ÁNIMA

 

“La técnica no es la enemiga del hombre, sino la condición de una nueva humanidad. Pero para ello, debemos dejar de tratarla como un simple instrumento”, Gilbert Simondon.

Leopoldo Astorga Arnaiz fue la última persona a la que se le implantó el chip. No el último del día, sino el último de todos. ¿En qué momento dejamos de ser humanos para convertirnos en cíborgs? O, mejor dicho: ¿alguna vez lo fuimos?

Todo comenzó sin dramas ni escándalos. Primero con unos lentes de prescripción exacta que, de paso, grababan audio y video. Luego vinieron los visores de realidad aumentada: mirabas una calle y flotaban las reseñas del café, el historial penal del mesero, las alergias del tipo que pasaba corriendo, la aprobación social del peinado de una desconocida. Cada rostro llevaba una etiqueta: disponible, inestable, influyente, irrelevante. Después llegaron los famosos audífonos implantables: traducían cualquier idioma en tiempo real, pero también lo que debería seguir siendo incomprensible. Captaban el desprecio envuelto en cortesía, la culpa disfrazada de preocupación, incluso ese dialecto corporativo donde el “buen trabajo” significa “hazlo otra vez”. 

La noticia no tardó en hacerse espectáculo. En México, un niño sordo rompía en llanto al escuchar por primera vez la voz de su madre; en India, un anciano con Parkinson recobraba el equilibrio y cruzaba una calle sin bastón; en Nigeria, una niña ciega veía llover y preguntaba por qué el cielo lloraba. ¿Quién osaría cuestionar una tecnología que devolvía lo que nunca debió faltar? El dispositivo se llamó Ánima y se vendía como una prótesis para el alma. ¿Quién iba a resistirse? Los hubo, claro. Algunos lo intentaron. Citaron a Orwell hasta el cansancio y a Foucault con resignación. Pero hablaban en voz baja y cada vez a menos gente. La historia no se detuvo a escucharlos. En menos de un año, llevar el chip dejó de ser una elección: era la diferencia entre pertenecer o volverse invisible. No más gordos. No más feos. No más idiotas. Era la consigna.

Luis Astorga, profe de filo en la universidad, resistió todo lo que pudo. Para algunos no fue suficiente, pero para otros, haber sido el último era un logro. No fue por voluntad propia, lo hizo una semana después de que murió su esposa. Ese día...

—Un momento. ¿De verdad se considera usted un escritor, mozalbete iletrado? En primer lugar, no me llamo Luis, soy Don Leopoldo Astorga y Arnaiz, aunque le cueste más trabajo. Y para su información no me implantaron ningún miserable artilugio…

—Don Leo, por favor... tranquilo. Es solo un cuento. Una historia de ficción, de esas que se escriben sobre futuros distópicos cuando sobra café y falta consuelo. Usted no es real. Es un personaje. Una voz que imaginé para ilustrar lo que podría pasar... nada más.

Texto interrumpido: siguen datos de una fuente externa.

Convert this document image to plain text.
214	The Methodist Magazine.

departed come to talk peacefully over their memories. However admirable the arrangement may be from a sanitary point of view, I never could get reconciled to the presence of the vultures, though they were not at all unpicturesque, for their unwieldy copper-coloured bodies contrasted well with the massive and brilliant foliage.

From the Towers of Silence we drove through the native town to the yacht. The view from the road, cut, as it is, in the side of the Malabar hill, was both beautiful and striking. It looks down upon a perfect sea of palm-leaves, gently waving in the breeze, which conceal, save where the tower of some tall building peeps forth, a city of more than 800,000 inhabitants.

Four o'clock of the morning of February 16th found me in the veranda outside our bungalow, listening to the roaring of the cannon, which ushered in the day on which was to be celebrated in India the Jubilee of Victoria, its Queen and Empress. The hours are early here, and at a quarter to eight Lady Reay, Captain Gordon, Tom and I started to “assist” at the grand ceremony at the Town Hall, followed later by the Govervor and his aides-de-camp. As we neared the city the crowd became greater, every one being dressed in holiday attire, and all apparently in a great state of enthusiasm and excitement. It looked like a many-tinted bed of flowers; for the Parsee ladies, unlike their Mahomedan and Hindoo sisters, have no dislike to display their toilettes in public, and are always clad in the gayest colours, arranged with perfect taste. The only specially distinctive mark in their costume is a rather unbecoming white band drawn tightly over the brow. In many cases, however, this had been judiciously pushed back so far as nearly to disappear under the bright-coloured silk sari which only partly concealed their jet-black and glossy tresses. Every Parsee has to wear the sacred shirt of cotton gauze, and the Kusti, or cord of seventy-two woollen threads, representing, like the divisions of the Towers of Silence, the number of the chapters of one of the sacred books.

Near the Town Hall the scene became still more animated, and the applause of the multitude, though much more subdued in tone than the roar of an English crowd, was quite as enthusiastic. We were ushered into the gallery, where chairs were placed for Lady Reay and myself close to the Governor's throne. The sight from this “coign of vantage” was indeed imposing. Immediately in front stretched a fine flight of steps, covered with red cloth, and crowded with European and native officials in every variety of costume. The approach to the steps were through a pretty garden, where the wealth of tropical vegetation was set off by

—Permítame, entonces, recuperar la voz. Soy Don Leopoldo Astorga y Arnaiz, catedrático numerario de filosofía en la Universidad Nacional Autónoma de México, doctor por la Complutense, autor de tres tratados y siete silencios. Y niego categóricamente las infamias vertidas en esta vulgar narración, escrita por un sujeto que ignora incluso la diferencia entre una distopía y un delirio tecnofóbico. En primer lugar, yo jamás permití que se me implantara dispositivo alguno, ni chip, ni diablillo, ni ese tal “Ánima” -nombre, por cierto, mal empleado y peor pensado-. En segundo lugar, mi esposa no ha muerto, sino que se encuentra ahora mismo preparando un consomé de borrego, cuya receta, dicho sea de paso, no necesita inteligencia artificial. Y, por último, le aclaro que la realidad no se fabrica con futuros hipotéticos ni con adjetivos apocalípticos. El hecho de que usted me escriba no lo convierte en mi creador, así como el hecho de que yo lo contradiga no me vuelve suyo. 

»¿No se ha preguntado, queridísimo mozalbete, si acaso es usted el personaje? ¿Si no es este cuento el que lo está escribiendo a usted, cada vez que cree pensar por cuenta propia? ¿Y qué tal si el chip del que usted tanto habla no estuviera en su imaginación, sino ya instalado en su cabeza, justo ahora, mientras escribe estas líneas convencido de ser libre?